‘’Yaşamak mı? Yaşlanmak mı?’’ Herkese Merhabalar, “Anlamsızlığın, yaşamı dolu dolu yaşamayı engellediği için hastalıktan farkı yoktur. Birçok şeyi, hatta belki de her şeyi dayanılır hale getiren anlamdır’’ diyor C.G. Jung…
‘’Yaşamak mı? Yaşlanmak mı?’’
“Anlamsızlığın, yaşamı dolu dolu yaşamayı engellediği için hastalıktan farkı yoktur. Birçok şeyi, hatta belki de her şeyi dayanılır hale getiren anlamdır’’ diyor C.G. Jung.
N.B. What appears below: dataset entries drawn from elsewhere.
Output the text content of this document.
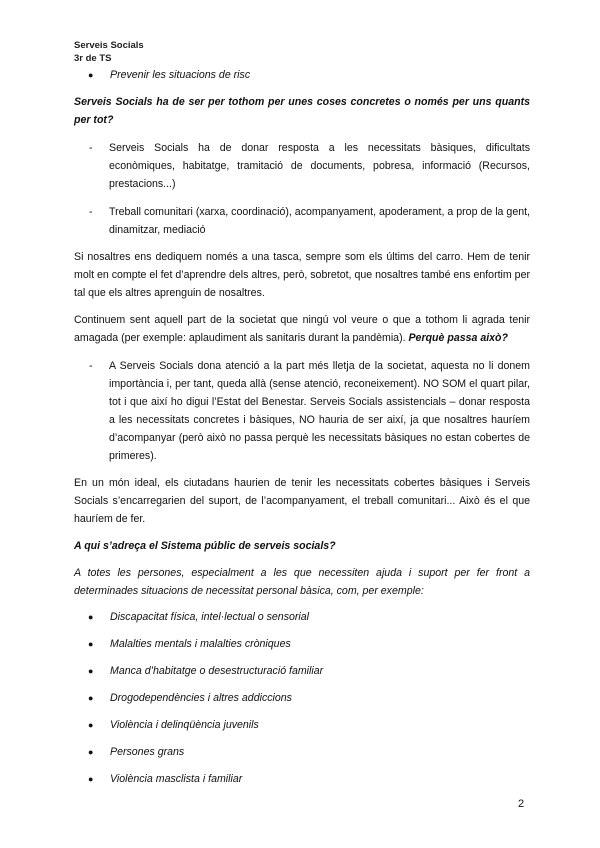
Serveis Socials
3r de TS
● Prevenir les situacions de risc

Serveis Socials ha de ser per tothom per unes coses concretes o només per uns quants per tot?

- Serveis Socials ha de donar resposta a les necessitats bàsiques, dificultats econòmiques, habitatge, tramitació de documents, pobresa, informació (Recursos, prestacions...)
- Treball comunitari (xarxa, coordinació), acompanyament, apoderament, a prop de la gent, dinamitzar, mediació

Si nosaltres ens dediquem només a una tasca, sempre som els últims del carro. Hem de tenir molt en compte el fet d’aprendre dels altres, però, sobretot, que nosaltres també ens enfortim per tal que els altres aprenguin de nosaltres.

Continuem sent aquell part de la societat que ningú vol veure o que a tothom li agrada tenir amagada (per exemple: aplaudiment als sanitaris durant la pandèmia). Perquè passa això?

- A Serveis Socials dona atenció a la part més lletja de la societat, aquesta no li donem importància i, per tant, queda allà (sense atenció, reconeixement). NO SOM el quart pilar, tot i que així ho digui l’Estat del Benestar. Serveis Socials assistencials – donar resposta a les necessitats concretes i bàsiques, NO hauria de ser així, ja que nosaltres hauríem d’acompanyar (però això no passa perquè les necessitats bàsiques no estan cobertes de primeres).

En un món ideal, els ciutadans haurien de tenir les necessitats cobertes bàsiques i Serveis Socials s’encarregarien del suport, de l’acompanyament, el treball comunitari... Això és el que hauríem de fer.

A qui s’adreça el Sistema públic de serveis socials?

A totes les persones, especialment a les que necessiten ajuda i suport per fer front a determinades situacions de necessitat personal bàsica, com, per exemple:

● Discapacitat física, intel·lectual o sensorial
● Malalties mentals i malalties cròniques
● Manca d’habitatge o desestructuració familiar
● Drogodependències i altres addiccions
● Violència i delinqüència juvenils
● Persones grans
● Violència masclista i familiar
2
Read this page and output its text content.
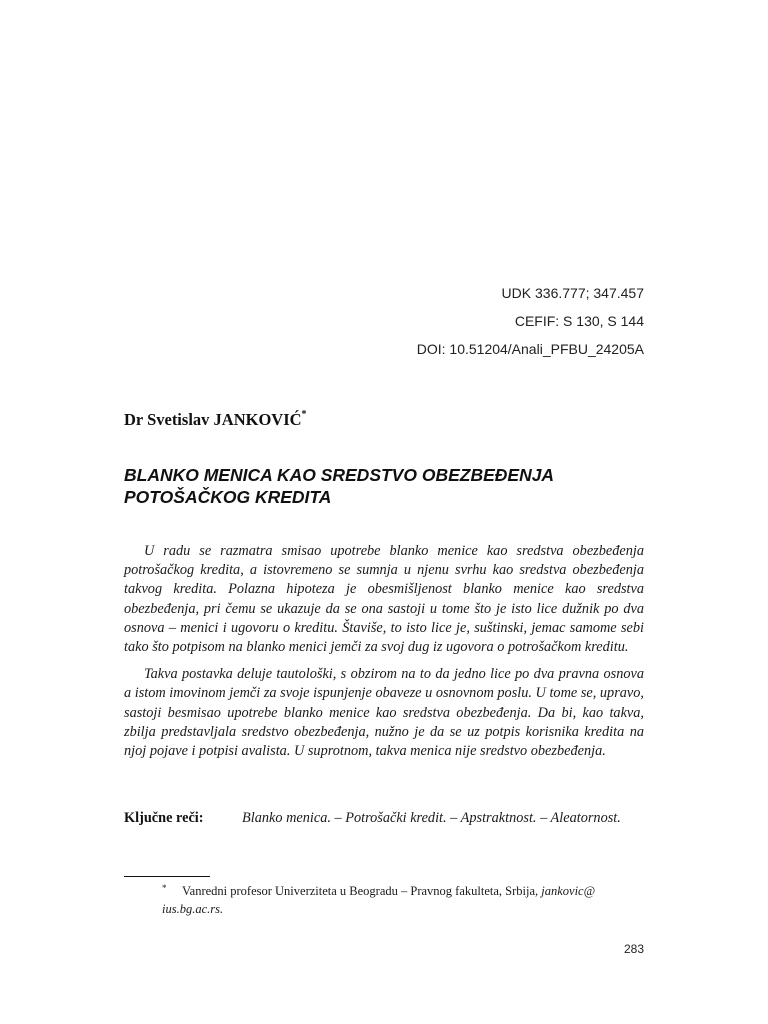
UDK 336.777; 347.457
CEFIF: S 130, S 144
DOI: 10.51204/Anali_PFBU_24205A
Dr Svetislav JANKOVIĆ*
BLANKO MENICA KAO SREDSTVO OBEZBEĐENJA
POTOŠAČKOG KREDITA

U radu se razmatra smisao upotrebe blanko menice kao sredstva obezbeđenja potrošačkog kredita, a istovremeno se sumnja u njenu svrhu kao sredstva obezbeđenja takvog kredita. Polazna hipoteza je obesmišljenost blanko menice kao sredstva obezbeđenja, pri čemu se ukazuje da se ona sastoji u tome što je isto lice dužnik po dva osnova – menici i ugovoru o kreditu. Štaviše, to isto lice je, suštinski, jemac samome sebi tako što potpisom na blanko menici jemči za svoj dug iz ugovora o potrošačkom kreditu.

Takva postavka deluje tautološki, s obzirom na to da jedno lice po dva pravna osnova a istom imovinom jemči za svoje ispunjenje obaveze u osnovnom poslu. U tome se, upravo, sastoji besmisao upotrebe blanko menice kao sredstva obezbeđenja. Da bi, kao takva, zbilja predstavljala sredstvo obezbeđenja, nužno je da se uz potpis korisnika kredita na njoj pojave i potpisi avalista. U suprotnom, takva menica nije sredstvo obezbeđenja.

Ključne reči:	Blanko menica. – Potrošački kredit. – Apstraktnost. – Aleatornost.
*	Vanredni profesor Univerziteta u Beogradu – Pravnog fakulteta, Srbija, jankovic@
ius.bg.ac.rs.
283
Yeni yılın ilk günlerini yaşarken bende anlam ve onun hayatımıza yansıması üzerine kaleme almak istedim bu ayki yazımı.
Bir kişi, bir nesne ya da obje, hayatlarımız, başkalarının hayatları ve bunlara verdiğimiz, yüklediğimiz anlamlar neticesinde şekillenir. Verilen anlamlar aslında bir nevi yüklenilen değerdir de o şeye karşı. Bunu belirleyen en önemli şeylerden bir tanesi bakış açısıdır. Örneğin, boş bir plastik kutuyu düşünün. Belki birçok kişi için kullanıldıktan sonra atılacak bir çöp gibi görülükürken, eğer o kutuyu önem verdiğiniz bir kişiden almışsanız, sizin için yeri çöpten daha ileride olabilir. Burada değinilmesi gereken önemli nokta şu ki, yaklaşılan bakış açısının sonucunda oluşan değer bizi mutluluğa da götürebilir ama aynı şekilde mutsuzluğa da. Bu örneğin önemi ve gerçeği aslında şurada gizlidir, insanlar çoğu zaman hayatta aslında çöp değerindeki şeylere asıl değerini verememelerinin sonucunda mutsuz olurlar.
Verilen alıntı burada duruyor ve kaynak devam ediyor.